Keep Off the Sprouts
Hugh Pennington
'It's the sprouts,' the head of the Federal Robert Koch Institute in Berlin, Reinhard Burger, announced on 10 June. No surprise. Bean-sprout food-poisoning outbreaks occur regularly. The first big one was caused by Salmonella in the UK in 1988, when 143 people fell ill after eating contaminated mung bean sprouts. The outbreak in Sakai City in Japan in 1996 was caused by radish sprouts contaminated with E.coli O157. In the UK last year 231 people were infected with Salmonella from bean sprouts.
The majority of bean-sprout outbreak victims are women, probably because children and men are less likely to eat them. The outbreak can have been running for a while before it’s noticed. Investigations are often started only when there are an unusual number of cases caused by a rare strain of microbe. And in the majority of outbreaks the bacteria are not found on the suspect sprouts. The German outbreak has all these features. But there’s strong evidence that incriminates the sprouts as the vector for E.coli O104. A study of travel groups and club members who had eaten at a restaurant was crucial. Menus, receipts, information about ingredients and photographs showing food on plates were compared to identify what the sick had eaten but the well hadn’t. There is also a geographical relationship between case clusters and the distribution chain of sprouts from the producer in Lower Saxony.
Raw bean sprouts are a high-risk food because beans can have invisible contamination on them, and because the conditions used for sprouting – many hours in the warmth and wet – are optimal for the growth of bacteria. The only possible ways to reduce the risk are to use beans from a trustworthy grower who doesn’t get manure on his harvest, and decontamination. The best chemical decontaminant is bleach, but the highest permitted concentration won’t kill all the bugs. The only process that looks promising is irradiation. It’s hard to see organic sprouters going down this route.
Comments
oddly enough this seems to be the exact same argument made by the Wall Street Journal columnist this weekend ["Europe's Organic Food Scare"].
and of course inquiring minds might well ask: cui bono on that one....
no doubt some mighty big profits to be made in large-scale food irradiation were that to become the latest hysteria-triggered fashion
as a sprout eater of many decades standing may i suggest that the most promising solution is actually just some common sense. Sprout them yourself, or - with mung beans buy them prefab if you must but then cook them, slowly, over a low heat. And in the summer avoid the salad bar offerings of alfafa shoots, etc. (do we know if those sickened in Germany were made ill by sprouts they had bought in shops, or was it entirely via restaurant salad bars? These are generally great places to spread disease in the summer months...)

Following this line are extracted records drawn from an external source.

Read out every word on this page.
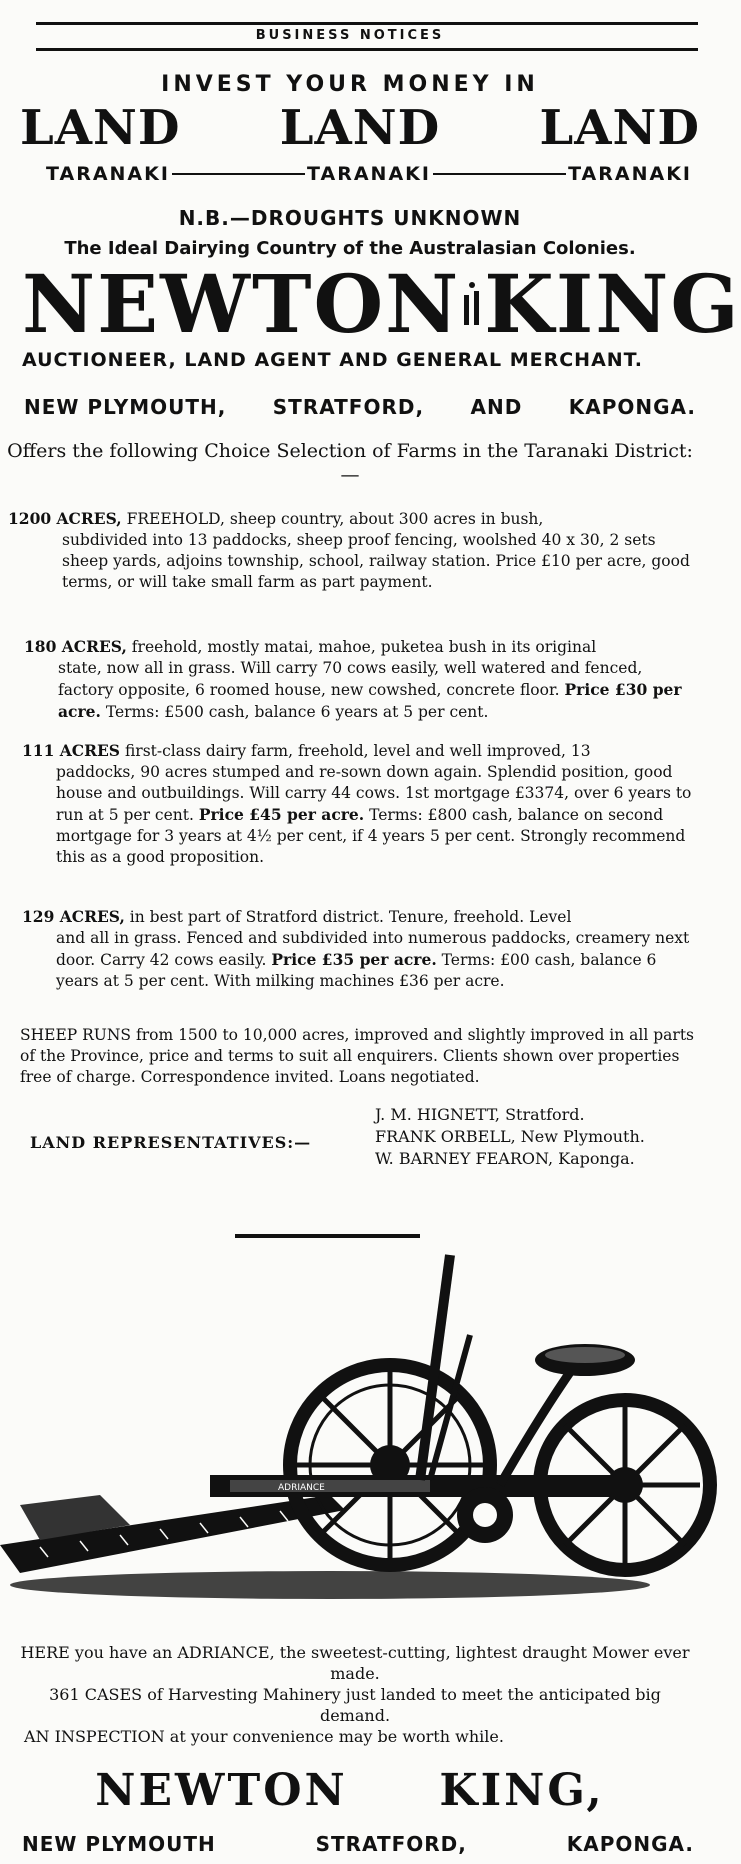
BUSINESS NOTICES
INVEST YOUR MONEY IN
LAND LAND LAND
TARANAKI	TARANAKI	TARANAKI
N.B.—DROUGHTS UNKNOWN
The Ideal Dairying Country of the Australasian Colonies.
NEWTON KING
AUCTIONEER, LAND AGENT AND GENERAL MERCHANT.
NEW PLYMOUTH, STRATFORD, AND KAPONGA.
Offers the following Choice Selection of Farms in the Taranaki District:—

1200 ACRES, FREEHOLD, sheep country, about 300 acres in bush,

subdivided into 13 paddocks, sheep proof fencing, woolshed 40 x 30, 2 sets sheep yards, adjoins township, school, railway station. Price £10 per acre, good terms, or will take small farm as part payment.

180 ACRES, freehold, mostly matai, mahoe, puketea bush in its original

state, now all in grass. Will carry 70 cows easily, well watered and fenced, factory opposite, 6 roomed house, new cowshed, concrete floor. Price £30 per acre. Terms: £500 cash, balance 6 years at 5 per cent.

111 ACRES first-class dairy farm, freehold, level and well improved, 13

paddocks, 90 acres stumped and re-sown down again. Splendid position, good house and outbuildings. Will carry 44 cows. 1st mortgage £3374, over 6 years to run at 5 per cent. Price £45 per acre. Terms: £800 cash, balance on second mortgage for 3 years at 4½ per cent, if 4 years 5 per cent. Strongly recommend this as a good proposition.

129 ACRES, in best part of Stratford district. Tenure, freehold. Level

and all in grass. Fenced and subdivided into numerous paddocks, creamery next door. Carry 42 cows easily. Price £35 per acre. Terms: £00 cash, balance 6 years at 5 per cent. With milking machines £36 per acre.

SHEEP RUNS from 1500 to 10,000 acres, improved and slightly improved in all parts of the Province, price and terms to suit all enquirers. Clients shown over properties free of charge. Correspondence invited. Loans negotiated.
LAND REPRESENTATIVES:—
J. M. HIGNETT, Stratford.
FRANK ORBELL, New Plymouth.
W. BARNEY FEARON, Kaponga.
ADRIANCE

HERE you have an ADRIANCE, the sweetest-cutting, lightest draught Mower ever made.

361 CASES of Harvesting Mahinery just landed to meet the anticipated big demand.

AN INSPECTION at your convenience may be worth while.

NEWTON KING,
NEW PLYMOUTH	STRATFORD,	KAPONGA.
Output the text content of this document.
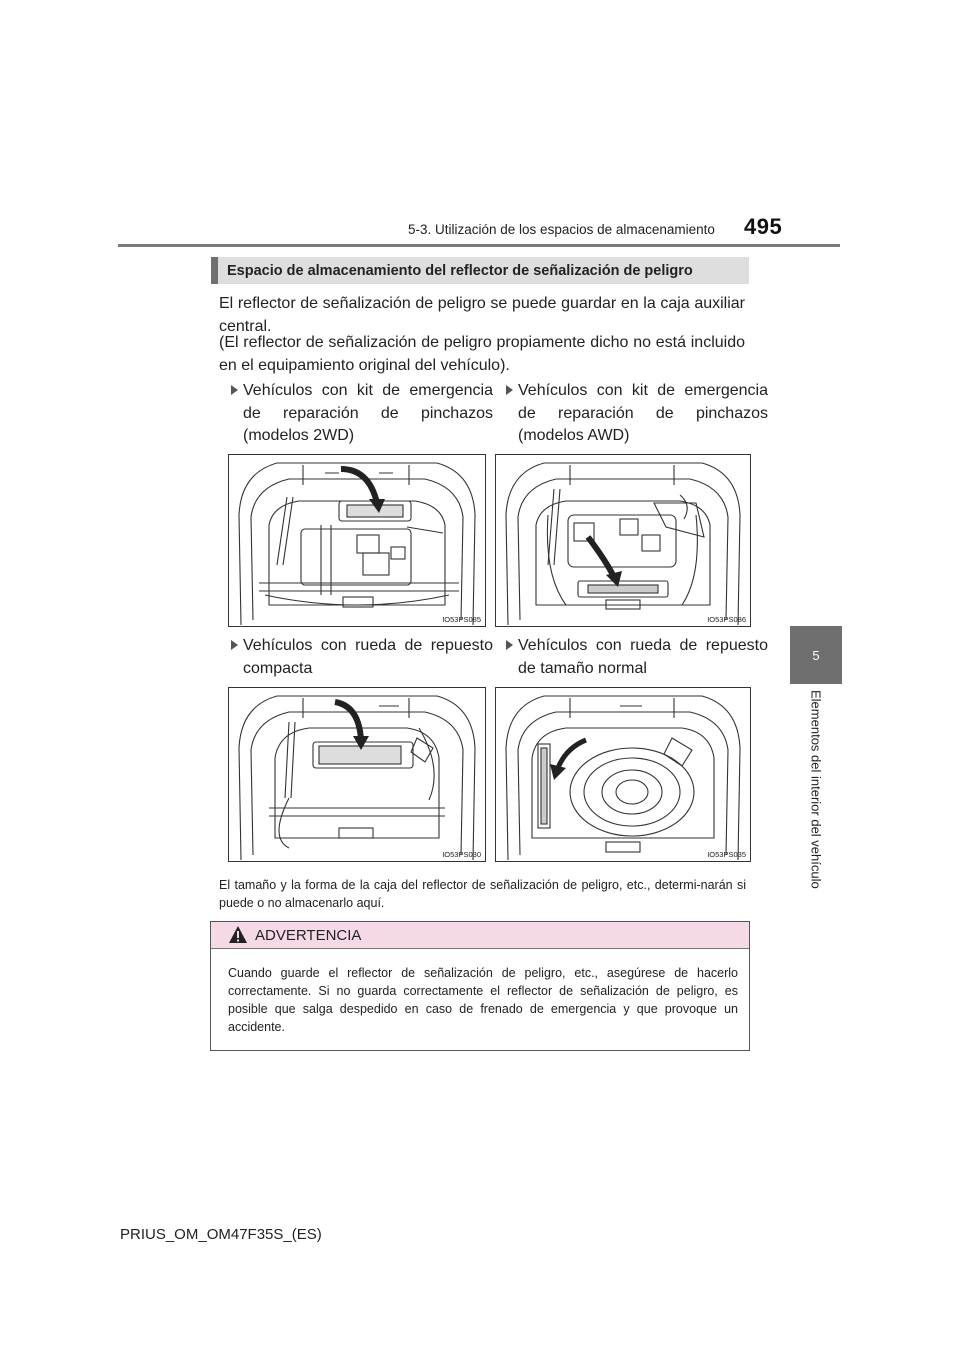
5-3. Utilización de los espacios de almacenamiento 495
5
Elementos del interior del vehículo
Espacio de almacenamiento del reflector de señalización de peligro
El reflector de señalización de peligro se puede guardar en la caja auxiliar central.
(El reflector de señalización de peligro propiamente dicho no está incluido en el equipamiento original del vehículo).
Vehículos con kit de emergencia de reparación de pinchazos (modelos 2WD)
Vehículos con kit de emergencia de reparación de pinchazos (modelos AWD)
Vehículos con rueda de repuesto compacta
Vehículos con rueda de repuesto de tamaño normal
IO53PS085	IO53PS086
IO53PS030	IO53PS035
El tamaño y la forma de la caja del reflector de señalización de peligro, etc., determi-narán si puede o no almacenarlo aquí.
ADVERTENCIA
Cuando guarde el reflector de señalización de peligro, etc., asegúrese de hacerlo correctamente. Si no guarda correctamente el reflector de señalización de peligro, es posible que salga despedido en caso de frenado de emergencia y que provoque un accidente.
PRIUS_OM_OM47F35S_(ES)
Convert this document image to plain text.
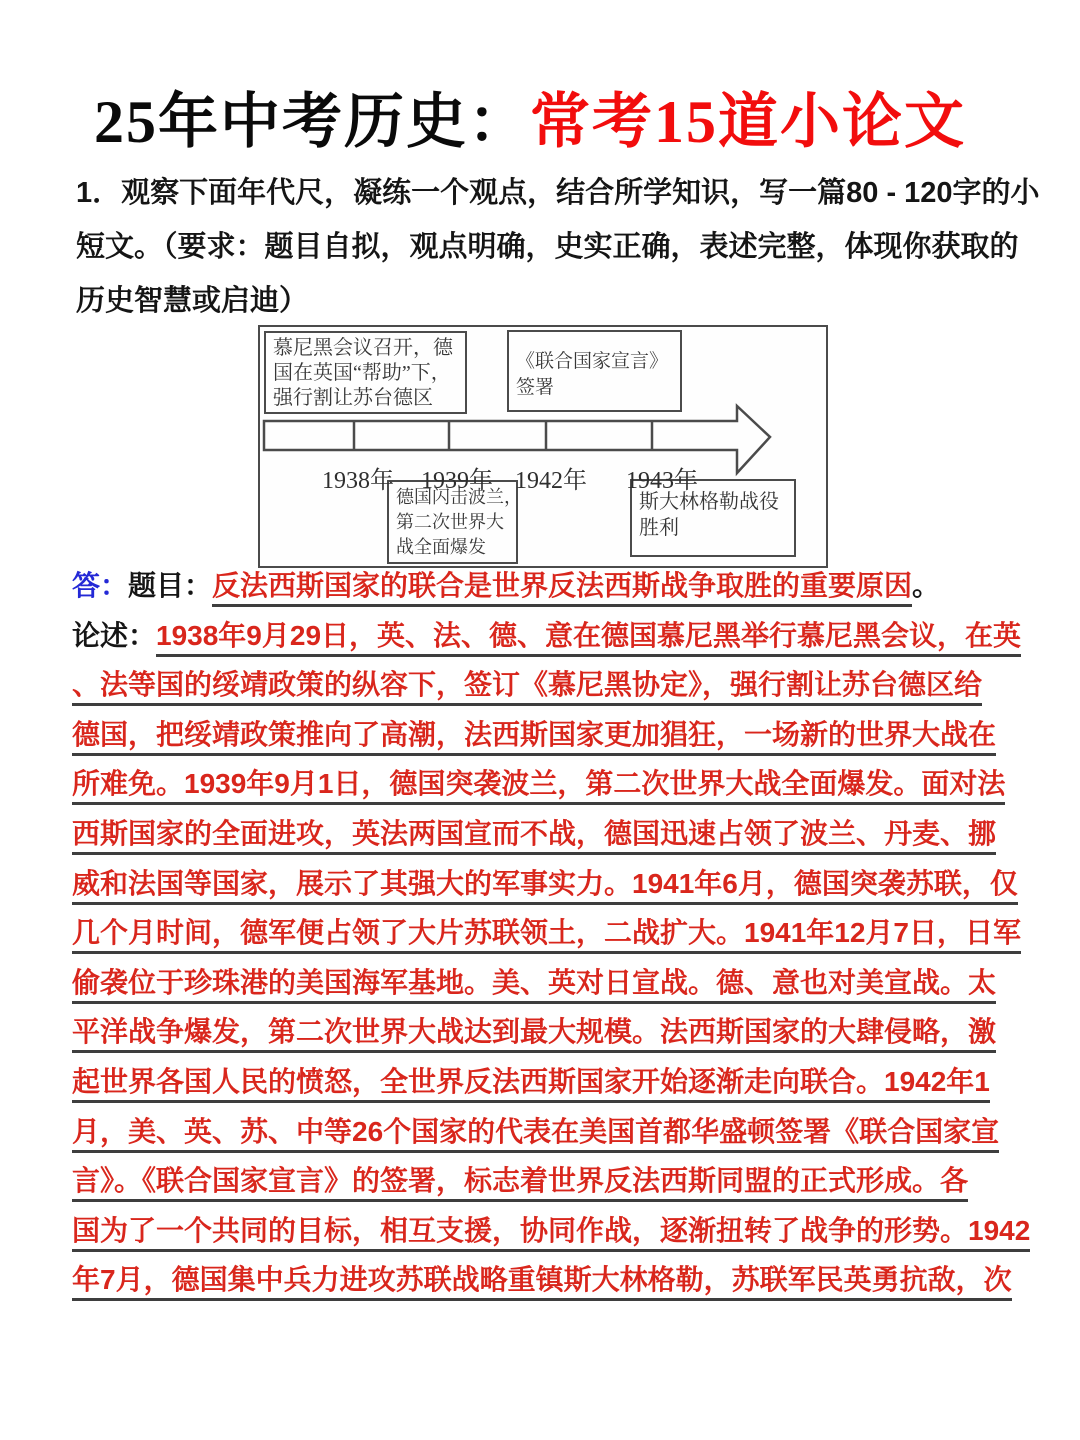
25年中考历史：常考15道小论文
1．观察下面年代尺，凝练一个观点，结合所学知识，写一篇80 - 120字的小
短文。（要求：题目自拟，观点明确，史实正确，表述完整，体现你获取的
历史智慧或启迪）
慕尼黑会议召开，德
国在英国“帮助”下，
强行割让苏台德区
《联合国家宣言》
签署
德国闪击波兰，
第二次世界大
战全面爆发
斯大林格勒战役
胜利
1938年 1939年 1942年 1943年
答：题目：反法西斯国家的联合是世界反法西斯战争取胜的重要原因。
论述：1938年9月29日，英、法、德、意在德国慕尼黑举行慕尼黑会议，在英
、法等国的绥靖政策的纵容下，签订《慕尼黑协定》，强行割让苏台德区给
德国，把绥靖政策推向了高潮，法西斯国家更加猖狂，一场新的世界大战在
所难免。1939年9月1日，德国突袭波兰，第二次世界大战全面爆发。面对法
西斯国家的全面进攻，英法两国宣而不战，德国迅速占领了波兰、丹麦、挪
威和法国等国家，展示了其强大的军事实力。1941年6月，德国突袭苏联，仅
几个月时间，德军便占领了大片苏联领土，二战扩大。1941年12月7日，日军
偷袭位于珍珠港的美国海军基地。美、英对日宣战。德、意也对美宣战。太
平洋战争爆发，第二次世界大战达到最大规模。法西斯国家的大肆侵略，激
起世界各国人民的愤怒，全世界反法西斯国家开始逐渐走向联合。1942年1
月，美、英、苏、中等26个国家的代表在美国首都华盛顿签署《联合国家宣
言》。《联合国家宣言》的签署，标志着世界反法西斯同盟的正式形成。各
国为了一个共同的目标，相互支援，协同作战，逐渐扭转了战争的形势。1942
年7月，德国集中兵力进攻苏联战略重镇斯大林格勒，苏联军民英勇抗敌，次
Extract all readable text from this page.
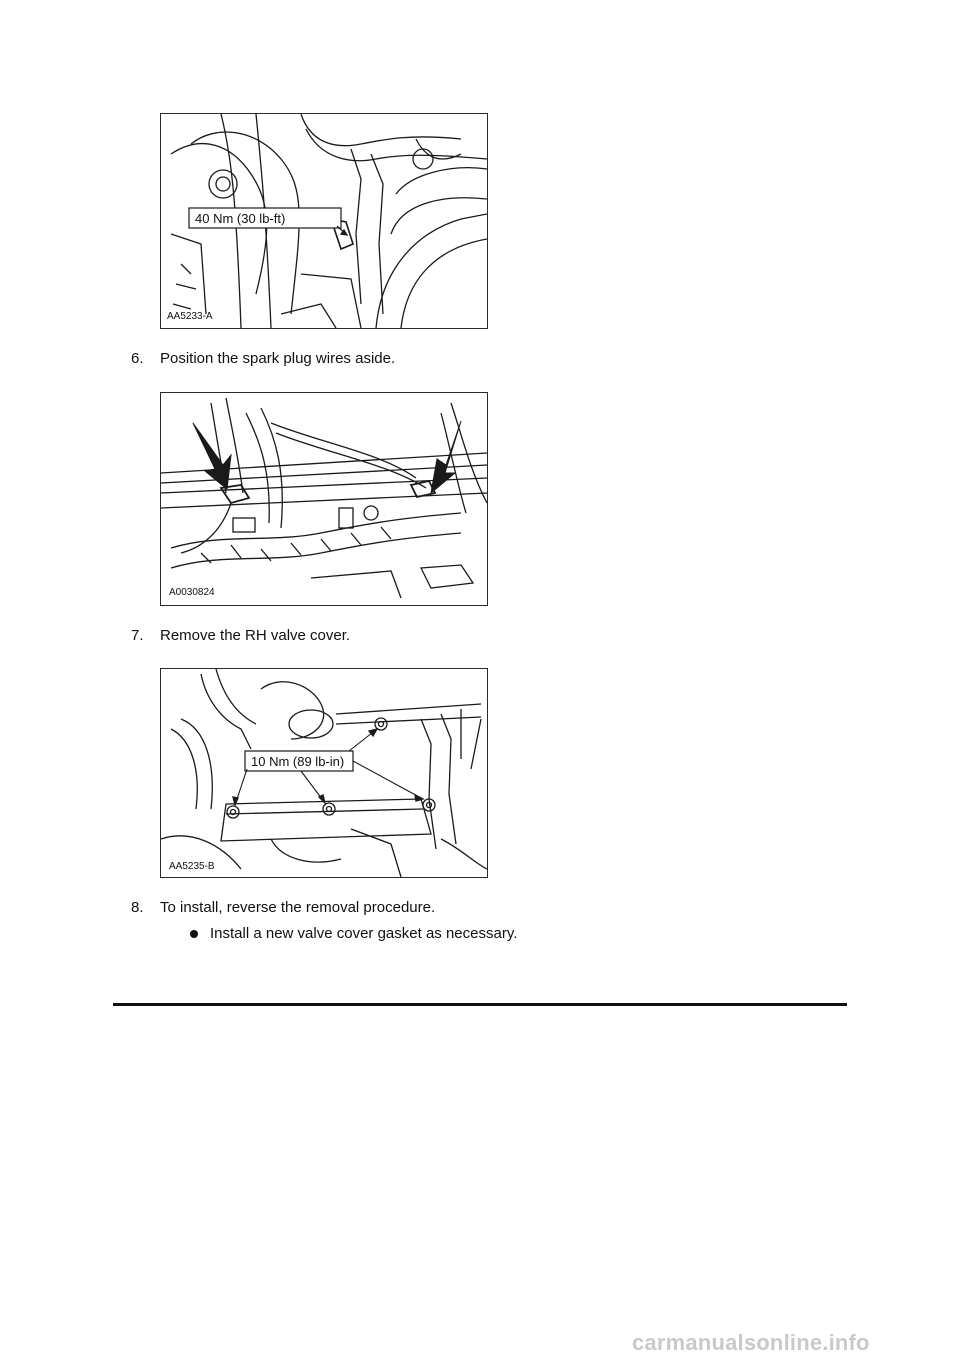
40 Nm (30 lb-ft)
AA5233-A
6.	Position the spark plug wires aside.
A0030824
7.	Remove the RH valve cover.
10 Nm (89 lb-in)
AA5235-B
8.	To install, reverse the removal procedure.
Install a new valve cover gasket as necessary.
carmanualsonline.info
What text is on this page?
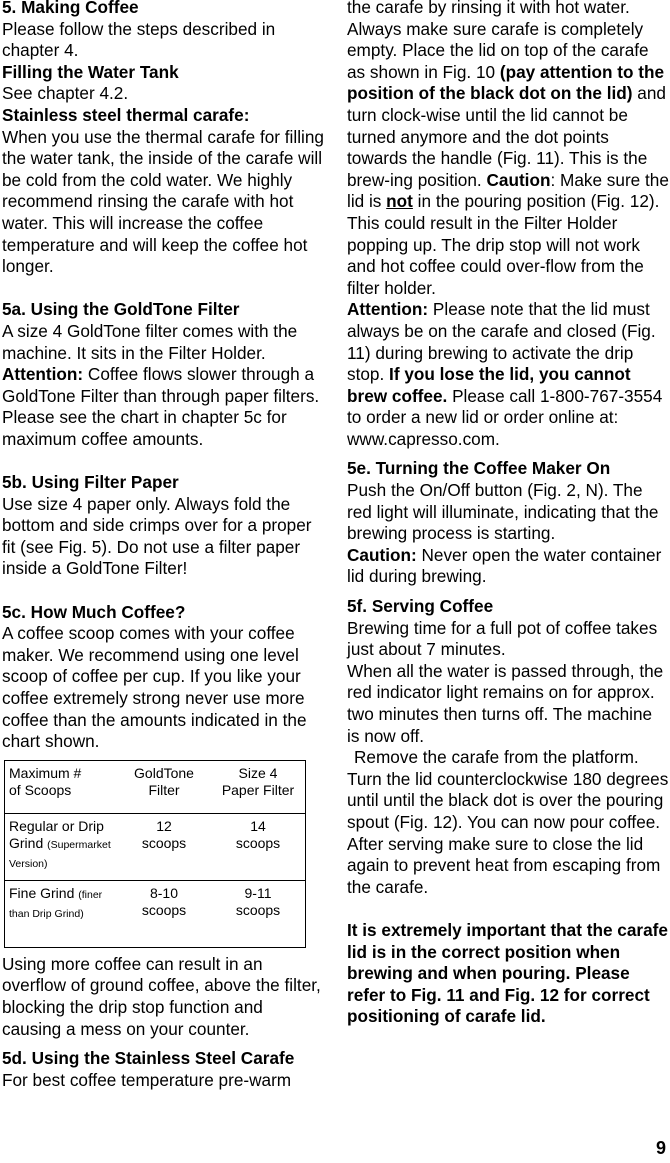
5. Making Coffee

Please follow the steps described in chapter 4.

Filling the Water Tank

See chapter 4.2.

Stainless steel thermal carafe:

When you use the thermal carafe for filling the water tank, the inside of the carafe will be cold from the cold water. We highly recommend rinsing the carafe with hot water. This will increase the coffee temperature and will keep the coffee hot longer.

5a. Using the GoldTone Filter

A size 4 GoldTone filter comes with the machine. It sits in the Filter Holder.

Attention: Coffee flows slower through a GoldTone Filter than through paper filters. Please see the chart in chapter 5c for maximum coffee amounts.

5b. Using Filter Paper

Use size 4 paper only. Always fold the bottom and side crimps over for a proper fit (see Fig. 5). Do not use a filter paper inside a GoldTone Filter!

5c. How Much Coffee?

A coffee scoop comes with your coffee maker. We recommend using one level scoop of coffee per cup. If you like your coffee extremely strong never use more coffee than the amounts indicated in the chart shown.

Maximum #
of Scoops
GoldTone
Filter
Size 4
Paper Filter
Regular or Drip Grind (Supermarket Version)
12
scoops
14
scoops
Fine Grind (finer than Drip Grind)
8-10
scoops
9-11
scoops

Using more coffee can result in an overflow of ground coffee, above the filter, blocking the drip stop function and causing a mess on your counter.

5d. Using the Stainless Steel Carafe

For best coffee temperature pre-warm

the carafe by rinsing it with hot water. Always make sure carafe is completely empty. Place the lid on top of the carafe as shown in Fig. 10 (pay attention to the position of the black dot on the lid) and turn clock-wise until the lid cannot be turned anymore and the dot points towards the handle (Fig. 11). This is the brew-ing position. Caution: Make sure the lid is not in the pouring position (Fig. 12). This could result in the Filter Holder popping up. The drip stop will not work and hot coffee could over-flow from the filter holder.

Attention: Please note that the lid must always be on the carafe and closed (Fig. 11) during brewing to activate the drip stop. If you lose the lid, you cannot brew coffee. Please call 1-800-767-3554 to order a new lid or order online at: www.capresso.com.

5e. Turning the Coffee Maker On

Push the On/Off button (Fig. 2, N). The red light will illuminate, indicating that the brewing process is starting.

Caution: Never open the water container lid during brewing.

5f. Serving Coffee

Brewing time for a full pot of coffee takes just about 7 minutes.

When all the water is passed through, the red indicator light remains on for approx. two minutes then turns off. The machine is now off.

Remove the carafe from the platform. Turn the lid counterclockwise 180 degrees until until the black dot is over the pouring spout (Fig. 12). You can now pour coffee. After serving make sure to close the lid again to prevent heat from escaping from the carafe.

It is extremely important that the carafe lid is in the correct position when brewing and when pouring. Please refer to Fig. 11 and Fig. 12 for correct positioning of carafe lid.

9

I'm rather suspicious of any rush-to-irradiation. I see a lot of fruits imported from different lands in the supermarkets, and assume some of it has been irradiated. Namely the box of kiwis I bought in the beginning of March, hard as stones, which remain sitting here in the open at mid-June and are still far from ripe. Or those mangoes which never ripen but eventually just turn brown. I don't think that the wise men of science really know much about what happens to the nutritional value of food following radiation.
That would be the animal offal (can't use the colloquial word [sh*t] on the LRB blog) that was use to fertilize the sprouts.
Irradiation isn't the cure; not using unprocessed animal droppings as fertilizer is.
Which, not coincidentally, would ameliorate nechaev's worries as well.
It's sad to see the LRB try to pass off such "analysis." When did you become News of the World?